Growing up, I religiously kept a diary until I was 20 years old when I read my great grandmother’s teenage diary. I thought she sounded really shallow given what a fantastic person she became. Then it dawned on me that one day I could have a great granddaughter reading MY diary and judging me. That night, I immediately ripped out a couple of pages. Only when it was too late did I realize future generations could infer far worse things than I’d actually done from ripped pages or that I was nutty. I didn’t start up again until I had kids but have found long hand laborious. Enter an intriguing app called Day One…

First of all, I think Day One should’ve named themselves, Dear Diary 2.0. Right?  I guess it would’ve limited their audience to women but still. It’s a lot catchier. Now, we Pixies talk endlessly to people and clients about schedulers and daily planners. We’re always on the lookout to find easier ways for different personality types to remember appointments, streamline their days, prioritize etc. We have long discussions about whether someone has gone completely digital, partially digital or remains married to paper. There are many permutations across personality types. But it struck me the other day when reading an article from Paid Content — I peruse pretty sexy sites, n’est-ce pas? — that we never talk about diary writing or journal writing. This is how I found out about Day One.

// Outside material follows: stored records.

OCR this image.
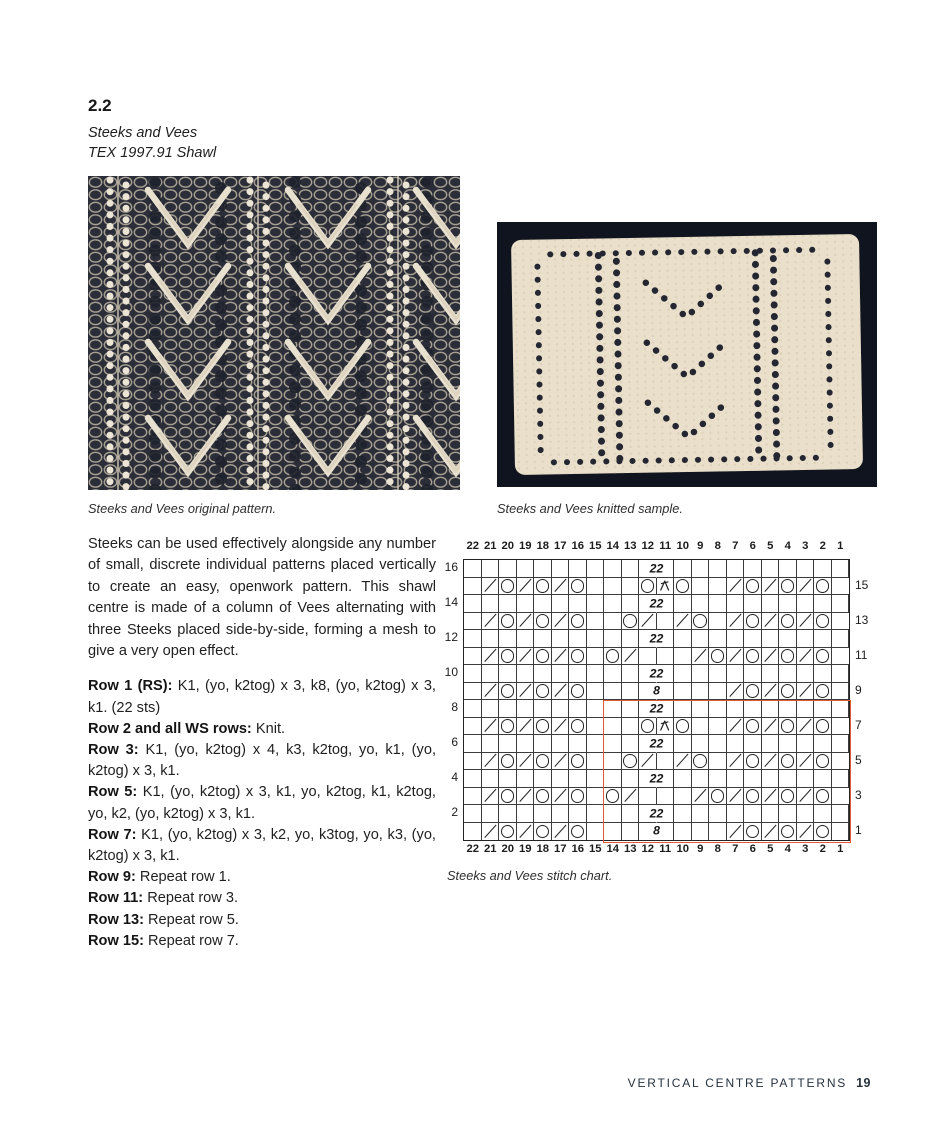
2.2
Steeks and Vees
TEX 1997.91 Shawl
Steeks and Vees original pattern.	Steeks and Vees knitted sample.

Steeks can be used effectively alongside any number of small, discrete individual patterns placed vertically to create an easy, openwork pattern. This shawl centre is made of a column of Vees alternating with three Steeks placed side-by-side, forming a mesh to give a very open effect.

Row 1 (RS): K1, (yo, k2tog) x 3, k8, (yo, k2tog) x 3, k1. (22 sts)

Row 2 and all WS rows: Knit.

Row 3: K1, (yo, k2tog) x 4, k3, k2tog, yo, k1, (yo, k2tog) x 3, k1.

Row 5: K1, (yo, k2tog) x 3, k1, yo, k2tog, k1, k2tog, yo, k2, (yo, k2tog) x 3, k1.

Row 7: K1, (yo, k2tog) x 3, k2, yo, k3tog, yo, k3, (yo, k2tog) x 3, k1.

Row 9: Repeat row 1.

Row 11: Repeat row 3.

Row 13: Repeat row 5.

Row 15: Repeat row 7.

22 21 20 19 18 17 16 15 14 13 12 11 10 9 8 7 6 5 4 3 2 1
22
22
22
22
8
22
22
22
22
8
22 21 20 19 18 17 16 15 14 13 12 11 10 9 8 7 6 5 4 3 2 1
Steeks and Vees stitch chart.
16
15
14
13
12
11
10
9
8
7
6
5
4
3
2
1
VERTICAL CENTRE PATTERNS 19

The reason we haven’t really researched diary writing is that it isn’t exactly on the top of many people’s To Do list or even ON a To Do list — although truth be told I often put it on my list so I actually write in it once a month. Plus, if you’re trying to streamline your life, it’s not like you want to add on a daily duty. This tip is therefore for anyone still writing “Dear Diary” in long hand or writing one in Word or saving important emails like me. Day One really makes it easy to capture the nitty gritty of your daily life. And diary writing is not just for posterity when you think about it. It has productivity uses as well. I read how someone actually used it to help him come up with his business time log for billing clients on a business trip.

But as a Classic Freedom (SFJ) I’m almost irretrievably bound by the tradition of having something tangible even though the ease of Day One calls my name. I’d dreamed of handing these beautifully bound journals to my sons when they graduate high school. If I do Day One, I just give them a web address. Although the advantage of a website is  they cannot spill beer all over the web page in their dorm room and ruin 18 years of my hard work!